Tuesday, April 18, 2006

The Children's Prison, a short 'public service announcement' (under 30 seconds) by Boards of Canada that is so good it almost makes me forget the crushing disappointment of their last full length.
On first viewing, like most things BOC, it's deceptively simple: retro sesame street/electric company graphics, sampled little kids voice, rainbows, clouds and numbers. It's on the second or third viewing that things start to add up. The voice sample "I guess I'm growing up" begins to sound less like an expression of bewildered indifference and more and more like the final statement of a condemned man. As the graphics of childhood (2+2=22) give way to an onslaught of negative, restrictive parental admonishments (no, not, guilty), then again to a brief burst of futile 'child solidarity' phrases (don't let them catch you! Come back!) it becomes clear that the 'children's prison' (adulthood) is as inescapable as it is inevitable.
In the end, I think this video conveys the same one-two punch as the best of their earlier work. An initially amusing and infectious outer crust that conceals within it an almost unbearable sense of loss and memory.
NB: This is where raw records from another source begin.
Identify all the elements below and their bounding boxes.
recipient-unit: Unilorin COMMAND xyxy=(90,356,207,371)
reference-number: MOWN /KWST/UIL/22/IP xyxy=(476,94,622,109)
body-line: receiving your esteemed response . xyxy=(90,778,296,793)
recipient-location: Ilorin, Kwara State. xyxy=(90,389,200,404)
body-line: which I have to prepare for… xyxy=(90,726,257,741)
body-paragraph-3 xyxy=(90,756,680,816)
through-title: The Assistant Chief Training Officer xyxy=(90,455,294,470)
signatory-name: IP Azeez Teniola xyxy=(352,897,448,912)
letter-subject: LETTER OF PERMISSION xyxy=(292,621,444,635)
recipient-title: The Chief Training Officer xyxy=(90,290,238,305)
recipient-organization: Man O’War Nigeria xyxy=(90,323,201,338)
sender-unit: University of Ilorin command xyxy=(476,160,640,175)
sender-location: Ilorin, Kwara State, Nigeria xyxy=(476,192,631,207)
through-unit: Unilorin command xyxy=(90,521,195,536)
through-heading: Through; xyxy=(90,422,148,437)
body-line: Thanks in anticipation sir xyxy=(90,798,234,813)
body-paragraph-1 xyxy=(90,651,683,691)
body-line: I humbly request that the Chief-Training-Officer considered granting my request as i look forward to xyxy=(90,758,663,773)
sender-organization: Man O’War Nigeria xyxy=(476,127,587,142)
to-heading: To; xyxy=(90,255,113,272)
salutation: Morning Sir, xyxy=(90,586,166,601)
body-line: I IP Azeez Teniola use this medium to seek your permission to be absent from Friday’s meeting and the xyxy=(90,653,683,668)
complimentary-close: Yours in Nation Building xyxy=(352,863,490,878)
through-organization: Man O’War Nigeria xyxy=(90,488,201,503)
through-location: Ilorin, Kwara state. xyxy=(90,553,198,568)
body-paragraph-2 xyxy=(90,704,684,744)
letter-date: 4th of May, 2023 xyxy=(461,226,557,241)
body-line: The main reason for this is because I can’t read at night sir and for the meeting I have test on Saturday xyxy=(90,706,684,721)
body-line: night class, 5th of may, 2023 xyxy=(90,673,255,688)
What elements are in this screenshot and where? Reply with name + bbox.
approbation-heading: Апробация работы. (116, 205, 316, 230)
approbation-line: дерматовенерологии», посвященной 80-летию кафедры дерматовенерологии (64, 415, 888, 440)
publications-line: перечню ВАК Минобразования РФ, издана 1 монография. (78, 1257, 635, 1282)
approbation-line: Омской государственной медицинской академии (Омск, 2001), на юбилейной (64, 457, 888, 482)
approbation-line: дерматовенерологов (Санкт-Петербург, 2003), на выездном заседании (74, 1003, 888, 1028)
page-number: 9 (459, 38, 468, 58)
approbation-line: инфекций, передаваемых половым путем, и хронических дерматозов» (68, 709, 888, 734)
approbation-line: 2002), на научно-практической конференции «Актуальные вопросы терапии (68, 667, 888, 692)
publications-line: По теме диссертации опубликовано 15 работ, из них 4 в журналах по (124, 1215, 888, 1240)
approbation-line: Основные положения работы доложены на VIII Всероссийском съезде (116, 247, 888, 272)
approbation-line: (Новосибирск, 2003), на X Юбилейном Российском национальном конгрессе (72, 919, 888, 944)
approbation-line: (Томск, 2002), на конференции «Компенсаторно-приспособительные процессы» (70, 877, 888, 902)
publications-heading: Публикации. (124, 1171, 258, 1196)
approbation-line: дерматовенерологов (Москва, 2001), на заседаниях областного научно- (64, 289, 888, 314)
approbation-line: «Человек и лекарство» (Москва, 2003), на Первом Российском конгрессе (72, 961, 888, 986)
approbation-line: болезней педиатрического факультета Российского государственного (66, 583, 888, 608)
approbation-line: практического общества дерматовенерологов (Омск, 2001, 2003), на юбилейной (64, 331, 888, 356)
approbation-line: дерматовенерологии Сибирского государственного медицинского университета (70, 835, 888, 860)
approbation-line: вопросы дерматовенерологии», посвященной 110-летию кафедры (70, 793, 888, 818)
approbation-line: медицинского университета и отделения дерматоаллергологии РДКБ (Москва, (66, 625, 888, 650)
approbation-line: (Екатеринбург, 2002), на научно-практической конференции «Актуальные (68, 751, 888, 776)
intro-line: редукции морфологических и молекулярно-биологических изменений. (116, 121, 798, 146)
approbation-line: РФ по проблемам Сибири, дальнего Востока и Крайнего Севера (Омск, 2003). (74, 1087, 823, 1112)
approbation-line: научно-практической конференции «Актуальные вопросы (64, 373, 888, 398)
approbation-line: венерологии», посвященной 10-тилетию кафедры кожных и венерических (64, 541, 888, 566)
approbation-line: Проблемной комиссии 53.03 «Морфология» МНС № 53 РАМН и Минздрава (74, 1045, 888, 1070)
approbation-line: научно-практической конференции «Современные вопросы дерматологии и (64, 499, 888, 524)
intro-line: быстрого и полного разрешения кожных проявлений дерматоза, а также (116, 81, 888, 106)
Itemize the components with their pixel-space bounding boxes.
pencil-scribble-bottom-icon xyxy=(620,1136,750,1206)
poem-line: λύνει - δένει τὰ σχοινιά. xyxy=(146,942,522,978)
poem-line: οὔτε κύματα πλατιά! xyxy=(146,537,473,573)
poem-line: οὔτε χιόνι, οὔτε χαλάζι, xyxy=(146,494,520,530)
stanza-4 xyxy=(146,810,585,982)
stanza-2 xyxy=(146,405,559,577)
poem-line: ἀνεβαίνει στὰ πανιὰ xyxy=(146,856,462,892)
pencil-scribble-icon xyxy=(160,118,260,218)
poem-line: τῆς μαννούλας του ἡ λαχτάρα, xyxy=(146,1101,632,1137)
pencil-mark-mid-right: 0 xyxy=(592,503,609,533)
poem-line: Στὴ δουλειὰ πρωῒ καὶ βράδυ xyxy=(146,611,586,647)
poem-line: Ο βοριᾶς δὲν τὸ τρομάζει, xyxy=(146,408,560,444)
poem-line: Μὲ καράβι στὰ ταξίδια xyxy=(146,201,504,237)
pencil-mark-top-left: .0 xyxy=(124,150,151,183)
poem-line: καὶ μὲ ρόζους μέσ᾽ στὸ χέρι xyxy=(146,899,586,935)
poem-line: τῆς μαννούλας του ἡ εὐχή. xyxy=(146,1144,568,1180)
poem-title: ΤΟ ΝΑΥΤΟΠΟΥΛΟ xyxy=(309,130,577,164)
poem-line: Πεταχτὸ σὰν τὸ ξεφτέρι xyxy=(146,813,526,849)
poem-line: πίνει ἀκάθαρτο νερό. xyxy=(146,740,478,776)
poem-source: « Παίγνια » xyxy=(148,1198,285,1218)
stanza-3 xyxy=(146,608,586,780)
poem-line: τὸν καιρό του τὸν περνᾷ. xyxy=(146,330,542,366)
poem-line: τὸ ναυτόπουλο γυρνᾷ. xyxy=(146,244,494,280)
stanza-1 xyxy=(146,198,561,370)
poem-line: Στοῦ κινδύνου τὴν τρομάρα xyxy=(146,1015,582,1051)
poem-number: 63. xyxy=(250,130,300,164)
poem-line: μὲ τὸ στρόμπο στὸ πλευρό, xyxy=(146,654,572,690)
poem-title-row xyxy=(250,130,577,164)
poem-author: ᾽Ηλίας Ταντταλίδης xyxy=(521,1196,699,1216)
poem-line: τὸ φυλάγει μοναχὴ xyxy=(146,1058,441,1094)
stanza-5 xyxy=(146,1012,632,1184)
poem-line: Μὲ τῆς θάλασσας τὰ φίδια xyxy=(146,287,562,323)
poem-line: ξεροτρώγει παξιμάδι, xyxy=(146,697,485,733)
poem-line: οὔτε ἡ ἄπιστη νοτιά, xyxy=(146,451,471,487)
From an older interview with the duo:

What's the fascination with children's voices? Is it to do with a nostalgia for childhood?

Mike: "It's something that has a peculiar effect in music, it ought not to be there, especially in atonal, synthetic music. It's completely out of place, and yet its in that context that you can really feel the sadness of a child's voice. Being a kid is such a transitory, fleeting part of your lifespan. If you have siblings, then if you think about it, you'll have known them as adults for a lot longer than you ever knew them as children. It's like a little kid lost, gone."